本当に便利で 合理的な色である。と思っていた。
私の人生で 出会った 黒しか着ない女は 二人いた。
「黒を着ていればママ友から悪口言われないから。。。」
というものすごい消去法で 黒しか着ないといっていた友人がいた。
彼女は どういうコミュニティで生きているのか?と心配になったが
意地の悪いママ友集団の中に 身を置き、
お受験戦争真っただ中にいたときの 彼女のセリフであった。
もう一人、
プラダの黒しか着ない、
という美しい女性に仕事の関係で会った。
半年ほどだけ 一緒に仕事したのだが、
その間 本当にプラダの(たぶん)黒しか着ていなかった。
靴もカバンもワンピースも見事に黒のプラダだった。
(一度だけ、ブルーデニムの姿を見たがそれでもTOPSは黒だった。)
合計10回ほど会ったのだが、いつもほぼ同じ服を着ていた。

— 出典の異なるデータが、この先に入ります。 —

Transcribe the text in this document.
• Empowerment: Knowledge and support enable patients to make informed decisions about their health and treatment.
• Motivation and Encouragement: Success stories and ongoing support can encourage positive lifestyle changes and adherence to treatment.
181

制服のように。
けれど彼女は 真っ白な肌と大きな瞳、
お人形のように美しい女性だったので、
それが彼女の美貌を引き立てていて、似合っていた。
とっかえひっかえ 柄物やカラフルな服を
じゃらじゃらアクセサリーで着まわす自分が
なんだか惨めに思えたものだ。
今、私は黒を着るときとても逆に緊張する。
素材が安物だと 間違いなく 顔色が悪く見え 5歳は老けて見えるからだ。
上質なシルクやカシミアであっても 髪の衰えや肌のくすみを より強調してしまう。
だから 本物のダイヤなど、きちんとしたジュエリーをつけ、
髪も念入りに ブローしたり 丁寧にメイクしたりして
気合をいれて 身支度できる日にしか 黒い服は着ないようにしている。
黒のタートルネックセーターなんざ
きりっとしたあごと 美しい肌と髪があってこそ似合う服であり、
頬が下がり、輪郭がぼんやりしている中年女には危険なアイテムなのである。
よって 先日写真に載せた通り、私のクローゼットは意外とカラフルである。
それでも年とっても いざとなれば
黒をちゃんと美しく着れる女になれるよう 日々精進するつもりだ。